I remember when the world changed.
UPS just dropped off my very first Kindle (a Kindle 2 if memory serves). I opened, and turned it on, and the world changed. From that point on the monthly trips to my local Barnes & Noble were a thing of the past. Wanted to read “A Dance with Dragons” the day it came out? Download it. Better yet. Pre-order it and it would be waiting for me when the book came out. Watching CNN and saw an interview with an author? Just download his book that night. No waiting. This is the 21st Century, right? No one waits.
The world permanently changed.
What followed was a succession of Kindles, then the iPad, and then the iPad 2, 3, Air, Mini, Pro. A whole book library that spanned 6 or more years that existed simply out there in the Cloud. Stuck between Amazon and Apple.
Years later — one night as I sat on the couch reading the next Star Wars novel tie-in on my iPad because I am Geek Eternal – I realized something. I missed the world the way it was.
I missed the heft of a hardcover book. The slick, glossy jacket. The binding. The paper. The way that paper smelled and the way each page felt when it turned. Most of all I missed the feeling of being surrounded by books. The comfort I felt deep down when I would look around my living room and see all of the books surrounding me.
The Case for the Book
This is not an argument where an outraged blogger tells you to throw your iPad in the trash, run over your Galaxy Tab with a truck and burn your Surface Pro in effigy. Digital books are here to stay and I am never going back to an era where I bought a physical copy of every single book. Digital books are too convenient and too portable to consider that, but I would argue that is time to re-introduce a limited selection of books, and the accompanying bookcase, into our homes.

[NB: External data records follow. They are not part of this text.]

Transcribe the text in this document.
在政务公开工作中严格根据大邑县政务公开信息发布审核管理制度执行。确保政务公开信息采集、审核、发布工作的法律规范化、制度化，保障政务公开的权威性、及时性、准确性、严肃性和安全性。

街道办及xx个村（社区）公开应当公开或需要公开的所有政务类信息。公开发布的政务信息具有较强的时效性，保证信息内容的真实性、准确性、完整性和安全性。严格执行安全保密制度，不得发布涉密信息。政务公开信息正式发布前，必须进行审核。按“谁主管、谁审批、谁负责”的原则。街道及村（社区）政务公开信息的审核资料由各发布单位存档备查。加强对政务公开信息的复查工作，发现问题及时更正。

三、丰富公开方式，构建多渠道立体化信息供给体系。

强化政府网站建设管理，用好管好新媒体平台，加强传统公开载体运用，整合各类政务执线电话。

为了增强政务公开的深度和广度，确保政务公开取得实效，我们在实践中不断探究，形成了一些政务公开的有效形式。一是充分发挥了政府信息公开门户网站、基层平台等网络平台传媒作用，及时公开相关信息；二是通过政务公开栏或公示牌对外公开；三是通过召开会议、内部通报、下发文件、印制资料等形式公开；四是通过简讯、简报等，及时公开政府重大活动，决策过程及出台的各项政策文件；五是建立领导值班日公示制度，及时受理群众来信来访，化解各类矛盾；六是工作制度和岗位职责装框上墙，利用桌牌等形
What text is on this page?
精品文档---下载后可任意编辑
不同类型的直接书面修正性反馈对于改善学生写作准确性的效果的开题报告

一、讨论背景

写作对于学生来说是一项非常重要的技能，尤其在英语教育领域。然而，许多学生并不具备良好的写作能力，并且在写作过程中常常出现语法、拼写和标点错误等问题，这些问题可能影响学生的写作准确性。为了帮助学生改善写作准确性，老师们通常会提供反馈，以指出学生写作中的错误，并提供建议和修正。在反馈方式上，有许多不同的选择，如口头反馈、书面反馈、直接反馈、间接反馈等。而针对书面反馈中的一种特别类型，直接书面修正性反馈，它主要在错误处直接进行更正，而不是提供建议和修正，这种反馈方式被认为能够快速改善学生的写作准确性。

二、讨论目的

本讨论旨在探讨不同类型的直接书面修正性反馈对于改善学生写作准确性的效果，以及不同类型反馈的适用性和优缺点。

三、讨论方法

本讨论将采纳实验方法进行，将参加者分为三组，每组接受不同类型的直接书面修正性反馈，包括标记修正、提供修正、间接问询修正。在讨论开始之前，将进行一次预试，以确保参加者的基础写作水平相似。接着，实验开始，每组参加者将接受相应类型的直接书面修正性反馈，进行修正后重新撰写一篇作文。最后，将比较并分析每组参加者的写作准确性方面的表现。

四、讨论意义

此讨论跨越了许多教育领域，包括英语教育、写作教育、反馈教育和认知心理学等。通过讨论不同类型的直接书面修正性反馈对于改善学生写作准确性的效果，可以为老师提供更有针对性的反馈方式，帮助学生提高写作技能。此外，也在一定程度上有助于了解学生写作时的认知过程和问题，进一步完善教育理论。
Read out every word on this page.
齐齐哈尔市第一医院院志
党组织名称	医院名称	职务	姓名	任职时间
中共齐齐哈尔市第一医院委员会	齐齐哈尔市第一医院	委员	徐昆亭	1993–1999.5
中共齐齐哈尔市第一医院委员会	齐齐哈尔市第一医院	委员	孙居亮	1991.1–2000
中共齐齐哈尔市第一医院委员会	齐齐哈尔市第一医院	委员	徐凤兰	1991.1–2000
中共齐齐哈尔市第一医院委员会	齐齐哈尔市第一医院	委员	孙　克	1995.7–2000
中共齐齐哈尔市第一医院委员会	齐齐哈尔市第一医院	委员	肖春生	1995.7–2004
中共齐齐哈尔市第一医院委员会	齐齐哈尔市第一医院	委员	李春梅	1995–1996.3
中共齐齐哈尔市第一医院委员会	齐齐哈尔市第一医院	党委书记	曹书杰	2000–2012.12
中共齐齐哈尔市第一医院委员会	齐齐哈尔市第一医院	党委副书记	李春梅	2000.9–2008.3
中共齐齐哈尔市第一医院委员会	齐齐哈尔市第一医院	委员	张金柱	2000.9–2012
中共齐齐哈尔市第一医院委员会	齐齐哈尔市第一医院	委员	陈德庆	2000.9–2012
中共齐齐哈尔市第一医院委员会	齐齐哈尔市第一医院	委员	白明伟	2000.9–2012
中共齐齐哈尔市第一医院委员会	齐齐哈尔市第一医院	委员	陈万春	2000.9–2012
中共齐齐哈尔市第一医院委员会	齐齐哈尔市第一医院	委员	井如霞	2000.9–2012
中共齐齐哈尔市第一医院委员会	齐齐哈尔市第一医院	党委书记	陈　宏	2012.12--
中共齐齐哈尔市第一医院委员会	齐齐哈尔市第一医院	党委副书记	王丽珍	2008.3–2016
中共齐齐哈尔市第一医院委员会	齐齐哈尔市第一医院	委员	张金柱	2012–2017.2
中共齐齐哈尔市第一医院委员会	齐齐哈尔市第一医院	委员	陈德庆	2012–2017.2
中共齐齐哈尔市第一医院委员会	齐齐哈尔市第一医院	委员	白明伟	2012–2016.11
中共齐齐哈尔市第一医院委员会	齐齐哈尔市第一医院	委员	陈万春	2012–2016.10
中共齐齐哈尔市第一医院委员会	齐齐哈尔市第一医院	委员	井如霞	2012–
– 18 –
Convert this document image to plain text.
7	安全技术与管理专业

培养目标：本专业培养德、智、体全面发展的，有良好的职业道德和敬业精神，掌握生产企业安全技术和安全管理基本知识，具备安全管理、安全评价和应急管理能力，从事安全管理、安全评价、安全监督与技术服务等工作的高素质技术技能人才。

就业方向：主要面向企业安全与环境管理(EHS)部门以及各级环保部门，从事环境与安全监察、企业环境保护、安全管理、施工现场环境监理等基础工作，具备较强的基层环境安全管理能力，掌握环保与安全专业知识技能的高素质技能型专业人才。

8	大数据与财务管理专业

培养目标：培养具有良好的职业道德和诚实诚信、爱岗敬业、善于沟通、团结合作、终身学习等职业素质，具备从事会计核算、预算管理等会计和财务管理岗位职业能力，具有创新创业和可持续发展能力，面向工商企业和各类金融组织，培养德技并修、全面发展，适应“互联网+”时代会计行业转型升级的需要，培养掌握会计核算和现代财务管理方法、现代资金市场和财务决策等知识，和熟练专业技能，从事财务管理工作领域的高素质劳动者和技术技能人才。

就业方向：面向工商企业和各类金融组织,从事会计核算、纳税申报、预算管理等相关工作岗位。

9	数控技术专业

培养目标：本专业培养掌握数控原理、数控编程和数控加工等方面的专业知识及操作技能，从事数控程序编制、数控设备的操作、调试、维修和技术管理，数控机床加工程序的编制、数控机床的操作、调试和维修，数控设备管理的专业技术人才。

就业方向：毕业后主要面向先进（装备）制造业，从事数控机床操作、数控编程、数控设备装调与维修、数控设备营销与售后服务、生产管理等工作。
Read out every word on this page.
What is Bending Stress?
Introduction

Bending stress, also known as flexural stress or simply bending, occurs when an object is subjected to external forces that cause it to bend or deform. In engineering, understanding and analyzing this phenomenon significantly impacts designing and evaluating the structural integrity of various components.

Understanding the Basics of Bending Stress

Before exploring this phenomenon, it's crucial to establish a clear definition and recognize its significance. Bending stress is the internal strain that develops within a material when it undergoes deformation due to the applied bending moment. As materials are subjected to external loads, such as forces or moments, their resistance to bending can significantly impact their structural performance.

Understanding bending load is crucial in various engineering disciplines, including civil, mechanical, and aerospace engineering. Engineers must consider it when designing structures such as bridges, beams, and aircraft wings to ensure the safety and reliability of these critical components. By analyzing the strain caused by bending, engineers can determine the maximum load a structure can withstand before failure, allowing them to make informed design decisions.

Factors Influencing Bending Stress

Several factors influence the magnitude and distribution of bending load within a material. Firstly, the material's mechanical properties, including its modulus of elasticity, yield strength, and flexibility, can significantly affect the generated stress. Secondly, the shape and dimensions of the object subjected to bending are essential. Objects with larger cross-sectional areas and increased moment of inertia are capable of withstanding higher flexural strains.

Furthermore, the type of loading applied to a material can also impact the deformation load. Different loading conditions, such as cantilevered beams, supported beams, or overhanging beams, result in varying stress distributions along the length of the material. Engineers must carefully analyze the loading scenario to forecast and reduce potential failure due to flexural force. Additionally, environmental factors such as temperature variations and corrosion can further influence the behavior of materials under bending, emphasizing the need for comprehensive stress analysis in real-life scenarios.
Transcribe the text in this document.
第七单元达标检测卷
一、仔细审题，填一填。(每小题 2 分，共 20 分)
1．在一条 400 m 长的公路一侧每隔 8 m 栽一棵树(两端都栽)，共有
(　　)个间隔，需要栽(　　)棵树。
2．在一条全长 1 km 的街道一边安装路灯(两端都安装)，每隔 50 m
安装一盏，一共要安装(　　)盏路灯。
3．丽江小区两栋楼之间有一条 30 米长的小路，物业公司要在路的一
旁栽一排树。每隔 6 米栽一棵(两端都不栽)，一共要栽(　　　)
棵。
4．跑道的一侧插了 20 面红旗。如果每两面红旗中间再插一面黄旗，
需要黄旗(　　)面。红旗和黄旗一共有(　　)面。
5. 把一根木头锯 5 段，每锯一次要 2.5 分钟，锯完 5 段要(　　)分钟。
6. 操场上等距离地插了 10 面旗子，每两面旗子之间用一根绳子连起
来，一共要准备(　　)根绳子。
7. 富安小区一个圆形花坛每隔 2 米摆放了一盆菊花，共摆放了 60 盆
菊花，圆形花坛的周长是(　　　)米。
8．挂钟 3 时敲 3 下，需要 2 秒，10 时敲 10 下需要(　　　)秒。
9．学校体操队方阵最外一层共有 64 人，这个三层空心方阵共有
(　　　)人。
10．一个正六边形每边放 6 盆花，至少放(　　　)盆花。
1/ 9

Yes, books are stuff, and I can already here the counter-argument that the last thing anyone needs is more stuff. But a book is – or can be in the right hands – much more than just a Thing that Occupies Space and Collects Dust. A book is a conduit to the past and a dream of the future.
When you hold Hemingway’s “A Farewell to Arms” in your hands you are not just holding a two pieces of cardboard and 300 pages of paper. You are sharing a connection to one of English literature’s greatest authors, and to the events and authors that inspired him, and to the future authors who will be inspired by Hemingway. A physical book functions as a potent talisman and link to the artistic drive of every human. And does so in a way that no digital file or app or e-Reader can.
The Case for a Bookcase
If a book is conduit to the past and the connection to the future, the bookcase is the door that opens that conduit. Think of a bookcase as a second bedroom where your dreams sleep. A bookcase is also a great opportunity to showcase your artistic preferences.
A devotee of 18th and 19th Century literature? Consider a heavy wood bookcase, finished in dark colors, lined with favorite works from Arthur Conan Doyle and Charles Dickens. Frame it with a wood rolling ladder to complete the old world feel.
Follower of all things science fiction? Perhaps shelves lined with Asimov and Heinlein books to the ceiling. Accessible with one of our stainless steel library ladders.
Have eclectic tastes that run from James Joyce to Tom Clancy? Go a little nuts and mix traditional, contemporary and modern styles in your library or den.
Make a bookcase reflection of the authors and the moments that inspire you. Make a bookcase a deliberate statement of belief. Then integrate those moments and those beliefs into your library.
The Gatsby Future
I am reminded of The Great Gatsby. In a way technology has lead us down a path where we all could own physical books that we never read. But does that mean we are as false and callow as Gatsby and his unread library of books?
I have never liked the interpretation of that moment as a representation of Gatsby’s false nature. It rings true and resonates with the overall character, but perhaps Gatsby assembled those unread books for another people. Perhaps those books brought him comfort, some connection to humanity.
Maybe that is why he kept them. Maybe that is why we should all keep them.